Removing intermediate caching on frontend for raw endpoint
Created by: keegancsmith
I added some instrumentation to the raw endpoint on Sourcegraph.com to see how it is used. Over the last 3 days effectively only the archive endpoint is used. Additionally only requests for the root path seem to be used.
I then mined some recent logs to see how often the same repository is fetched. It turns out the long tail of repositories are only fetched once, and some repos were fetched upto 4 times.
All this evidence together tells me storing the archive on disk in the frontend is not worth the cost. We can just directly stream the archive from gitserver. This does mean we won't set the Content-Length
HTTP header.
Considerations:
- Does removing
Content-Length
cause issues? - Is Sourcegraph.com representative of extension use? Do our customers use extensions which much more frequently access things other than the archive?
Pros:
- Removes the main use of the frontend volume. (need to confirm if its the only user). If we can remove the volume, then it simplifies deployment. (The volume has been a source of issues at multiple customers).
- Faster responses.
requests per second over 5min for the last 3 days:
Requests are dominated by rootarchive. Here is a graph of non-archive. rate isn't that useful, so it is the number of requests over 5min for the last 3 days. Notice we bursts of upto 100 requests over 5min for files that 404:
The below is a histogram. For each repo we observe how many times it was requested. So 126 repos are only requested once, 12 repos are requested 2 times, etc.
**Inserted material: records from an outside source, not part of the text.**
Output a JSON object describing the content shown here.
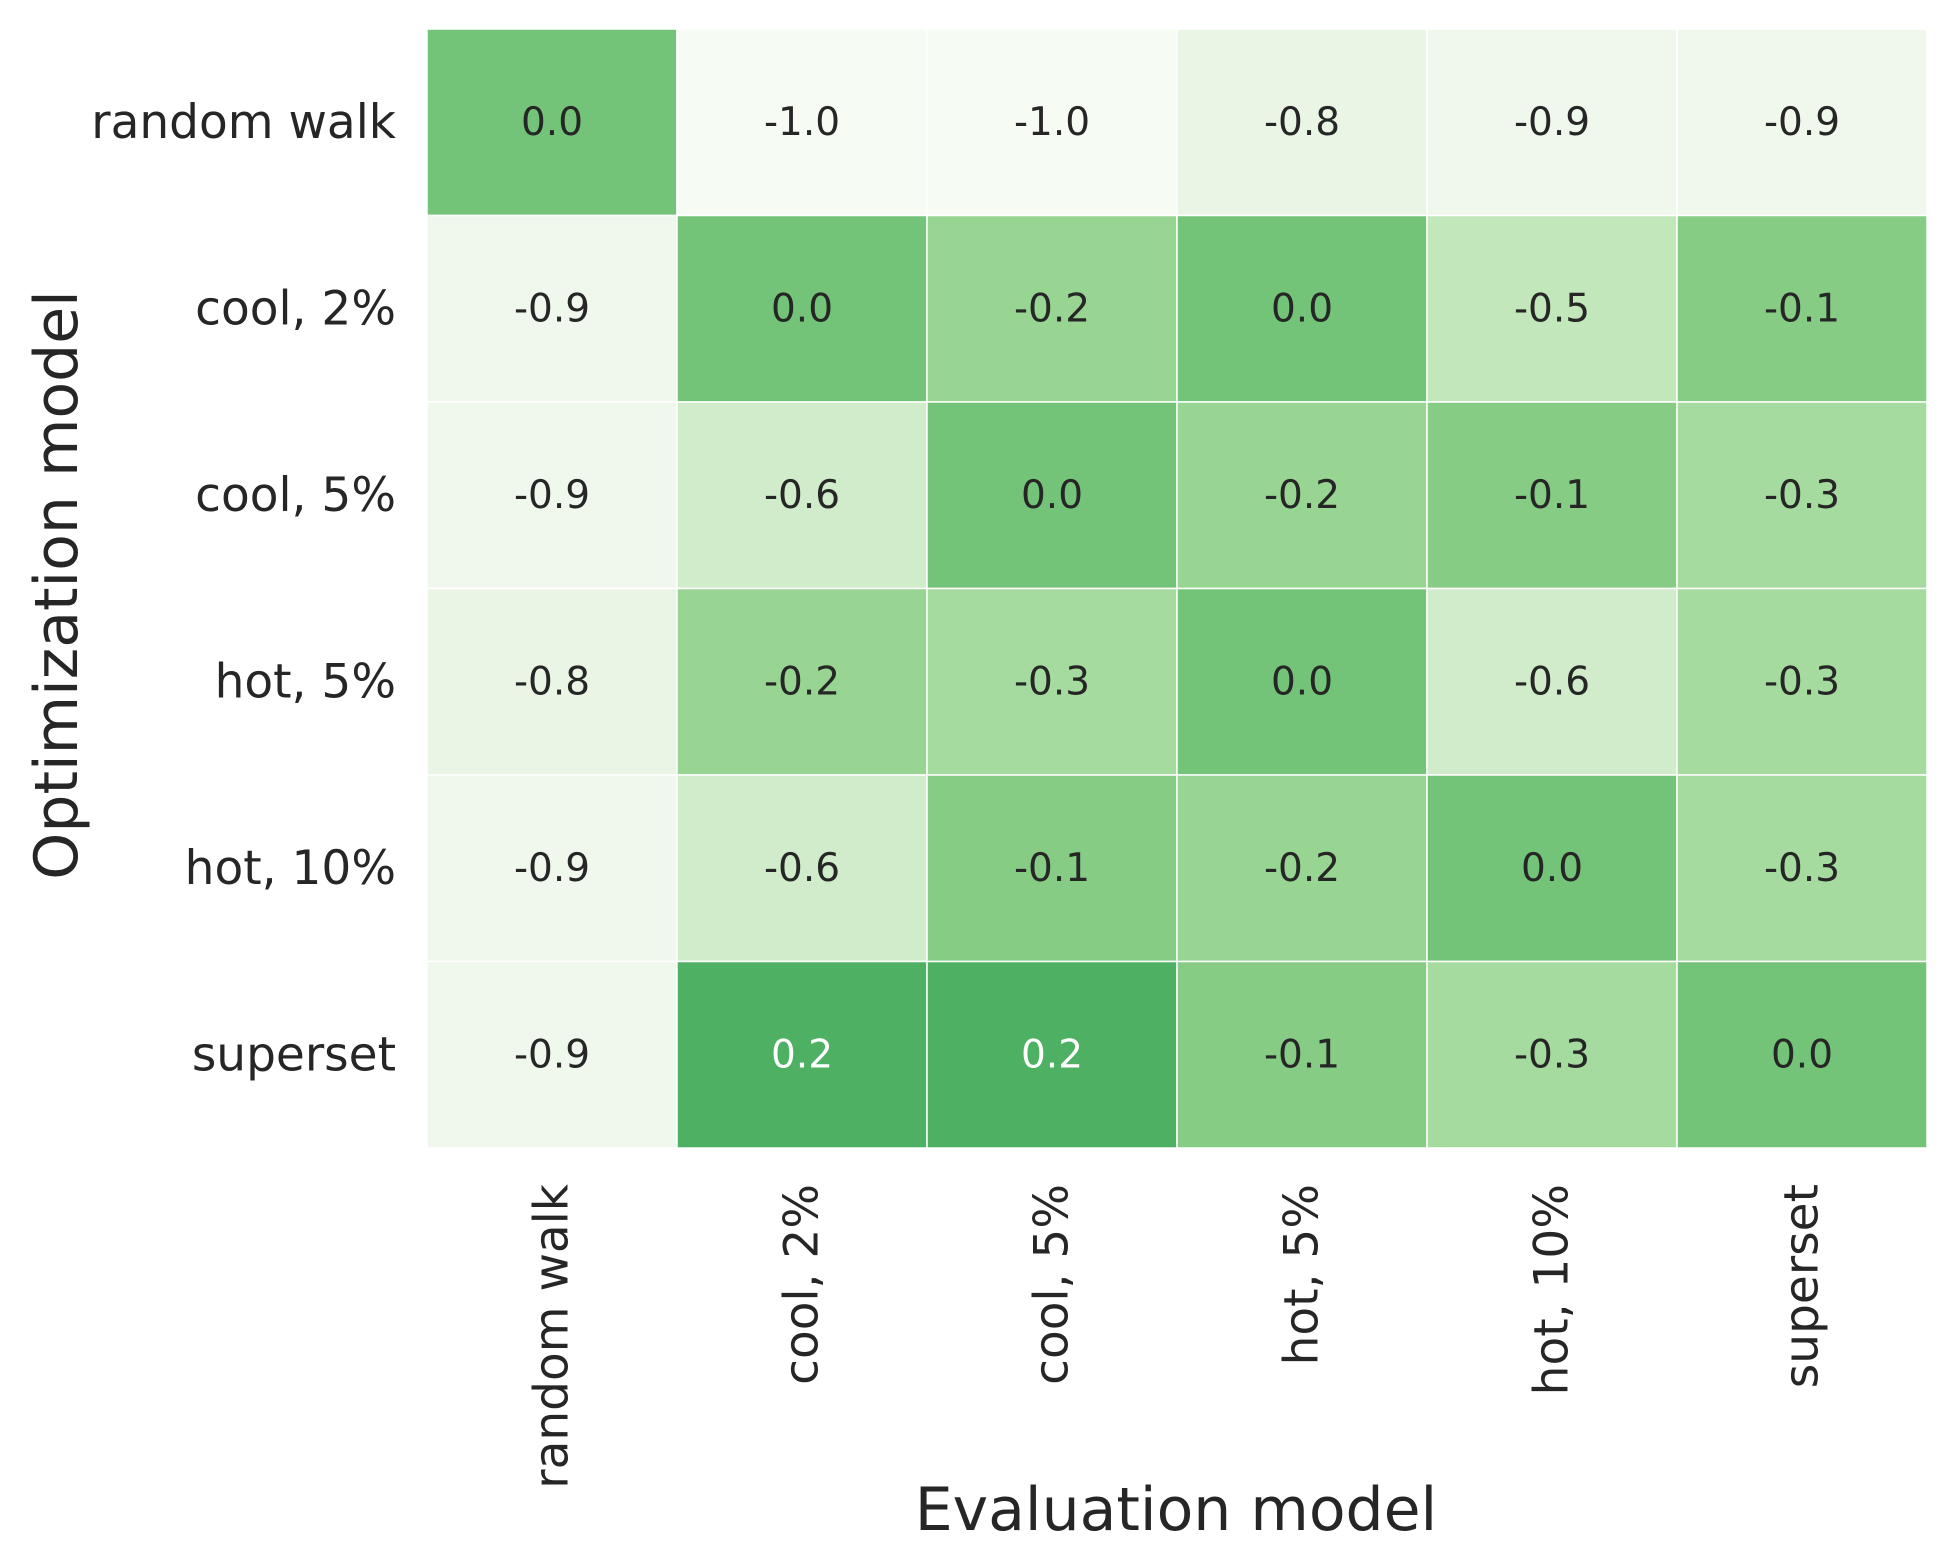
{
  "chart_data": {
    "type": "heatmap",
    "title": "",
    "xlabel": "Evaluation model",
    "ylabel": "Optimization model",
    "x_categories": [
      "random walk",
      "cool, 2%",
      "cool, 5%",
      "hot, 5%",
      "hot, 10%",
      "superset"
    ],
    "y_categories": [
      "random walk",
      "cool, 2%",
      "cool, 5%",
      "hot, 5%",
      "hot, 10%",
      "superset"
    ],
    "values": [
      [
        0.0,
        -1.0,
        -1.0,
        -0.8,
        -0.9,
        -0.9
      ],
      [
        -0.9,
        0.0,
        -0.2,
        0.0,
        -0.5,
        -0.1
      ],
      [
        -0.9,
        -0.6,
        0.0,
        -0.2,
        -0.1,
        -0.3
      ],
      [
        -0.8,
        -0.2,
        -0.3,
        0.0,
        -0.6,
        -0.3
      ],
      [
        -0.9,
        -0.6,
        -0.1,
        -0.2,
        0.0,
        -0.3
      ],
      [
        -0.9,
        0.2,
        0.2,
        -0.1,
        -0.3,
        0.0
      ]
    ],
    "cell_labels": [
      [
        "0.0",
        "-1.0",
        "-1.0",
        "-0.8",
        "-0.9",
        "-0.9"
      ],
      [
        "-0.9",
        "0.0",
        "-0.2",
        "0.0",
        "-0.5",
        "-0.1"
      ],
      [
        "-0.9",
        "-0.6",
        "0.0",
        "-0.2",
        "-0.1",
        "-0.3"
      ],
      [
        "-0.8",
        "-0.2",
        "-0.3",
        "0.0",
        "-0.6",
        "-0.3"
      ],
      [
        "-0.9",
        "-0.6",
        "-0.1",
        "-0.2",
        "0.0",
        "-0.3"
      ],
      [
        "-0.9",
        "0.2",
        "0.2",
        "-0.1",
        "-0.3",
        "0.0"
      ]
    ],
    "colorscale": "Greens",
    "grid": false,
    "colorbar": false
  }
}
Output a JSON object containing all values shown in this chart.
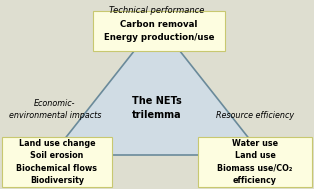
{
  "bg_color": "#deded0",
  "triangle_fill": "#d0dce4",
  "triangle_edge": "#6a8a9a",
  "box_fill": "#fdfde0",
  "box_edge": "#c8c870",
  "center_label": "The NETs\ntrilemma",
  "top_label": "Technical performance",
  "left_label": "Economic-\nenvironmental impacts",
  "right_label": "Resource efficiency",
  "top_box": "Carbon removal\nEnergy production/use",
  "left_box": "Land use change\nSoil erosion\nBiochemical flows\nBiodiversity",
  "right_box": "Water use\nLand use\nBiomass use/CO₂\nefficiency",
  "fig_width": 3.14,
  "fig_height": 1.89,
  "dpi": 100
}
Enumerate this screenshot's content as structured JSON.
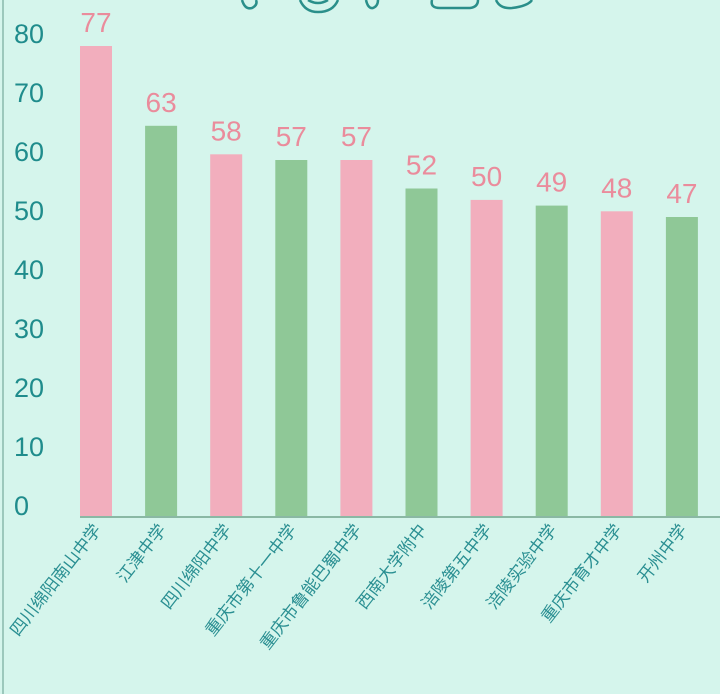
{
  "chart_data": {
    "type": "bar",
    "categories": [
      "四川绵阳南山中学",
      "江津中学",
      "四川绵阳中学",
      "重庆市第十一中学",
      "重庆市鲁能巴蜀中学",
      "西南大学附中",
      "涪陵第五中学",
      "涪陵实验中学",
      "重庆市育才中学",
      "开州中学"
    ],
    "values": [
      77,
      63,
      58,
      57,
      57,
      52,
      50,
      49,
      48,
      47
    ],
    "yticks": [
      "0",
      "10",
      "20",
      "30",
      "40",
      "50",
      "60",
      "70",
      "80"
    ],
    "ylim": [
      0,
      80
    ],
    "grid": false,
    "colors": [
      "#f2aebd",
      "#8fc897"
    ],
    "background": "#d5f5ec"
  }
}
$ kubectl logs -lapp=sourcegraph-frontend -c frontend --tail=5000 > frontend.log
$ grep 'raw endpoint sending archive' frontend.log | grep -o 'repo=[^ ]*' | sort | uniq -c | awk '{ print $1 }' | sort | uniq -c
126 1
13 2
7 3
4 4
Here are the promql queries used
sum by (type) (rate(src_http_raw_endpoint_total[5m]))
sum by (type) (delta(src_http_raw_endpoint_total{type!~".*archive"}[5m]))